Ama hava ve cıva ekonomisi al sat, rant gibi imalat ve üretime dayanmadığı gibi, Ar-Ge, teknik ve teknolojiden de haberi olmayan bir ekonomidir…. Bir, iki örnek vererek devam edelim bu ekonomiden…
Örnek bir; Bir emlakcı ve galerici dükkanı acarsın iki kişinin alış verişine aracılık edersin, aldığın komisyonlarla içinde yaşadığın toplumdan para kazanırsın… İşte tam bu nokta da bu parayı ne yaptığın o kadar önemlidir ki... Bu paranın bir bölümünü yanın da çalışanlarla paylaşırsan, bir bölümü ile vergi verirsen, bir bölümünü de yeni yatırımlara kaynak yaratmak için tasarruf yapar geri kalanı da kendi ihtiyaçların için harcarsan ekonomik dengeyi bozmazsın… Ama, çalışanlarını en az, vergiyi cüzi, tasarrufu minnumum yapar buralarla paylaştırman gereken parayı bencilce sırf egolarını tatmin için, uzaktan görenlerin beni daha zengin görsünler diye imaj için lüks arabalar ve evler alırsan hem kendi, hem de toplum ekonomisini maf edersin.. İçinde yaşadığın toplumun parasını ithal lüks arabalara ve ihtiyaç olmayan lükse verirsen, Havayla başlar cıvayla devam eder kriz geldiğinde de ben ne yaptım da kriz geldi şaşar, krizin orumlusunu bulamaz, düşünmez yanın da çalışan işçiyi de işten atarsan, karaktersizlik yaparak sorumluluğu başkasına atmış olursun…. Hava ve Cıva ekonomisinden bir örnek daha vererek devam edelim mi?

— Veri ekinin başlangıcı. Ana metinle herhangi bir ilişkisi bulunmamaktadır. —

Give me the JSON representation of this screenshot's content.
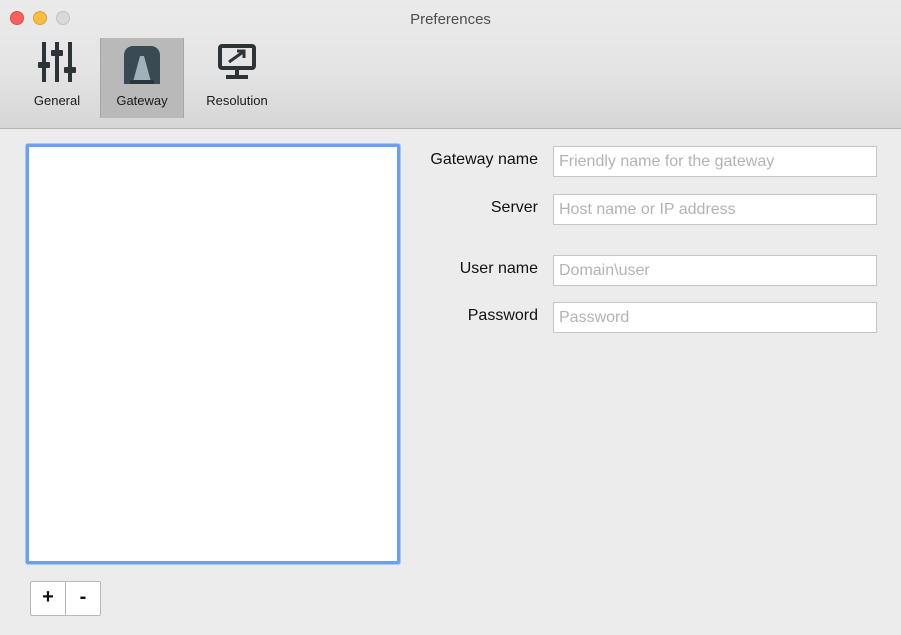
{
  "window": {
    "title": "Preferences"
  },
  "toolbar": {
    "items": [
      {
        "label": "General",
        "icon": "sliders-icon",
        "selected": false
      },
      {
        "label": "Gateway",
        "icon": "gateway-tunnel-icon",
        "selected": true
      },
      {
        "label": "Resolution",
        "icon": "display-resolution-icon",
        "selected": false
      }
    ]
  },
  "gateway_list": {
    "items": [],
    "add_label": "+",
    "remove_label": "-"
  },
  "form": {
    "gateway_name": {
      "label": "Gateway name",
      "value": "",
      "placeholder": "Friendly name for the gateway"
    },
    "server": {
      "label": "Server",
      "value": "",
      "placeholder": "Host name or IP address"
    },
    "user_name": {
      "label": "User name",
      "value": "",
      "placeholder": "Domain\\user"
    },
    "password": {
      "label": "Password",
      "value": "",
      "placeholder": "Password"
    }
  },
  "colors": {
    "focus_ring": "#6b9ff0",
    "selected_tool_bg": "#b9b9b9",
    "close": "#fc605c",
    "minimize": "#fdbc40",
    "zoom_disabled": "#d9d9d9"
  }
}
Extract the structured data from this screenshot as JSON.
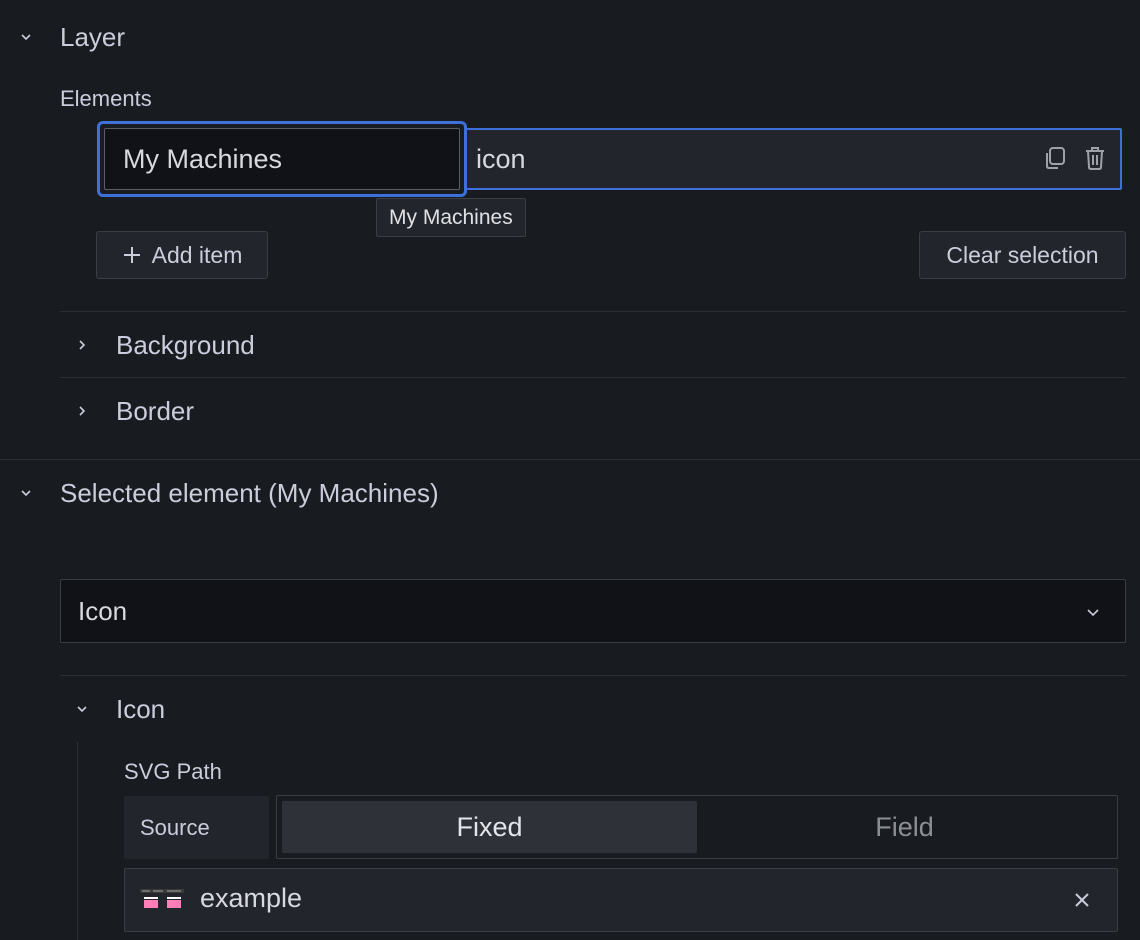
{
  "layer": {
    "title": "Layer",
    "elements_label": "Elements",
    "element_row": {
      "name": "My Machines",
      "type": "icon"
    },
    "tooltip": "My Machines",
    "add_item_label": "Add item",
    "clear_selection_label": "Clear selection",
    "background_label": "Background",
    "border_label": "Border"
  },
  "selected": {
    "title": "Selected element (My Machines)",
    "type_select_value": "Icon",
    "icon_section_title": "Icon",
    "svg_path_label": "SVG Path",
    "source_label": "Source",
    "source_options": [
      "Fixed",
      "Field"
    ],
    "source_selected": "Fixed",
    "icon_value": "example"
  },
  "colors": {
    "background": "#181b1f",
    "accent_blue": "#3d71d9",
    "text": "#ccccdc",
    "muted_text": "#8e8e96",
    "icon_pink": "#ff7eb6"
  }
}
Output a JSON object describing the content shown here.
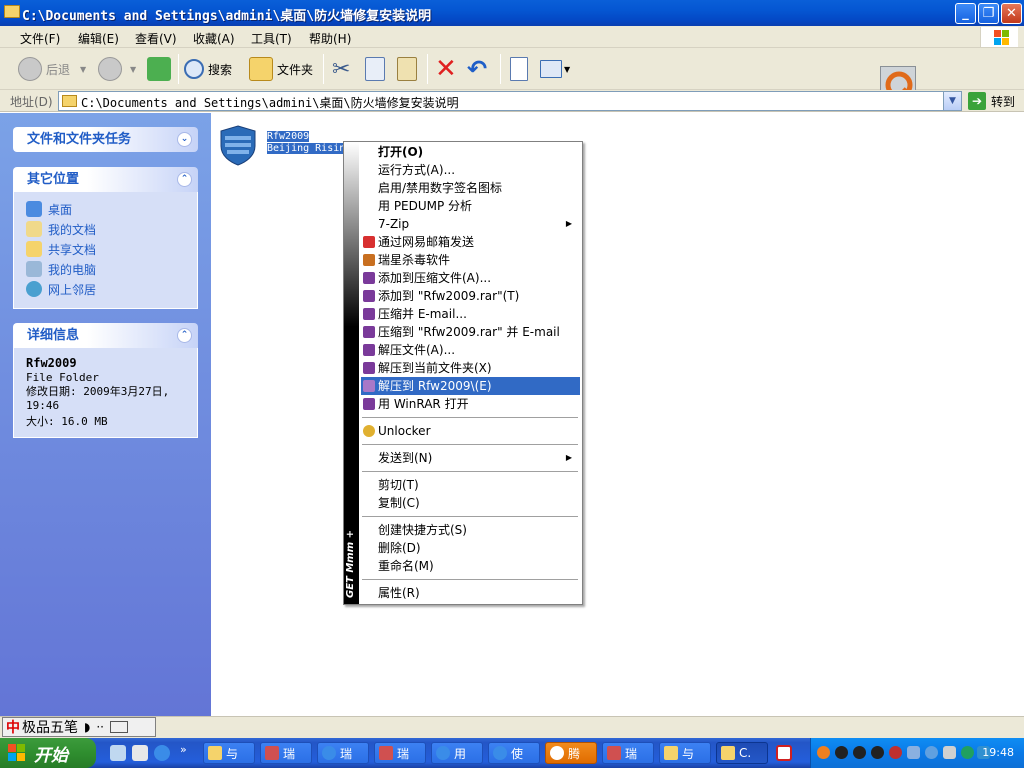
{
  "window": {
    "title": "C:\\Documents and Settings\\admini\\桌面\\防火墙修复安装说明",
    "controls": [
      "minimize",
      "maximize",
      "close"
    ]
  },
  "menubar": {
    "items": [
      "文件(F)",
      "编辑(E)",
      "查看(V)",
      "收藏(A)",
      "工具(T)",
      "帮助(H)"
    ]
  },
  "toolbar": {
    "back": "后退",
    "search": "搜索",
    "folders": "文件夹"
  },
  "address": {
    "label": "地址(D)",
    "value": "C:\\Documents and Settings\\admini\\桌面\\防火墙修复安装说明",
    "go": "转到"
  },
  "taskpane": {
    "tasks_header": "文件和文件夹任务",
    "places_header": "其它位置",
    "places": [
      "桌面",
      "我的文档",
      "共享文档",
      "我的电脑",
      "网上邻居"
    ],
    "details_header": "详细信息",
    "details": {
      "name": "Rfw2009",
      "type": "File Folder",
      "modified": "修改日期: 2009年3月27日, 19:46",
      "size": "大小: 16.0 MB"
    }
  },
  "file": {
    "name": "Rfw2009",
    "subtitle": "Beijing Risin"
  },
  "context_menu": {
    "strip_text": "GET Mmm +",
    "group1": [
      "打开(O)",
      "运行方式(A)...",
      "启用/禁用数字签名图标",
      "用 PEDUMP 分析",
      "7-Zip",
      "通过网易邮箱发送",
      "瑞星杀毒软件",
      "添加到压缩文件(A)...",
      "添加到 \"Rfw2009.rar\"(T)",
      "压缩并 E-mail...",
      "压缩到 \"Rfw2009.rar\" 并 E-mail",
      "解压文件(A)...",
      "解压到当前文件夹(X)",
      "解压到 Rfw2009\\(E)",
      "用 WinRAR 打开"
    ],
    "unlocker": "Unlocker",
    "sendto": "发送到(N)",
    "cut": "剪切(T)",
    "copy": "复制(C)",
    "create_shortcut": "创建快捷方式(S)",
    "delete": "删除(D)",
    "rename": "重命名(M)",
    "properties": "属性(R)",
    "selected": "解压到 Rfw2009\\(E)"
  },
  "ime": {
    "name": "极品五笔"
  },
  "taskbar": {
    "start": "开始",
    "tasks": [
      "与",
      "瑞",
      "瑞",
      "瑞",
      "用",
      "使",
      "腾",
      "瑞",
      "与",
      "C."
    ],
    "clock": "19:48"
  },
  "colors": {
    "titlebar": "#0556d2",
    "selection": "#316ac5",
    "taskpane": "#6f8ee0",
    "start": "#2f8e2f"
  }
}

Devletin olan bir arsayı siyaset desteği ile ele geçir, buraya yaptığın daireleri 500-900 arası sat milyonlar kazan ve bu paraları yine yukarda ki gibi rast gele harca, tüm çalışanlarına verdiğin para kadar garajın da lüks araba koleksiyonun olsun, arabalara verdiğin para kadar belki de vergi verme… Senin bu yaşam tarzına, havaya ve cıva ekonomisinden kazandığın paraları, toplumun kaynaklarını savurmana, hesap sormayan devleti yönetenlerin de burada kulaklarını cınlatalım ve bu hava ve cıva ekonomisinin ekonomik özgürlük olduğu hikayesini bize yutturan, bu kaynakları hovardaca harcamayı normal sayan ekonomistlere de selam söyleyerek devam edelim…. Bizim ekonomik piyasa da çevremze şöyle bir baktığımız da hav ve cıva ekonomisi yöntemiyle toplumu sömürenlere, sık sık rastlarsınız.. Bizim ekonomistlere de hava ve civa ekonomisi gözlüğünü çıkararak, reel ekonomik gözlüğü ile piyasaya bakmayı önererek yazımıza son verelim..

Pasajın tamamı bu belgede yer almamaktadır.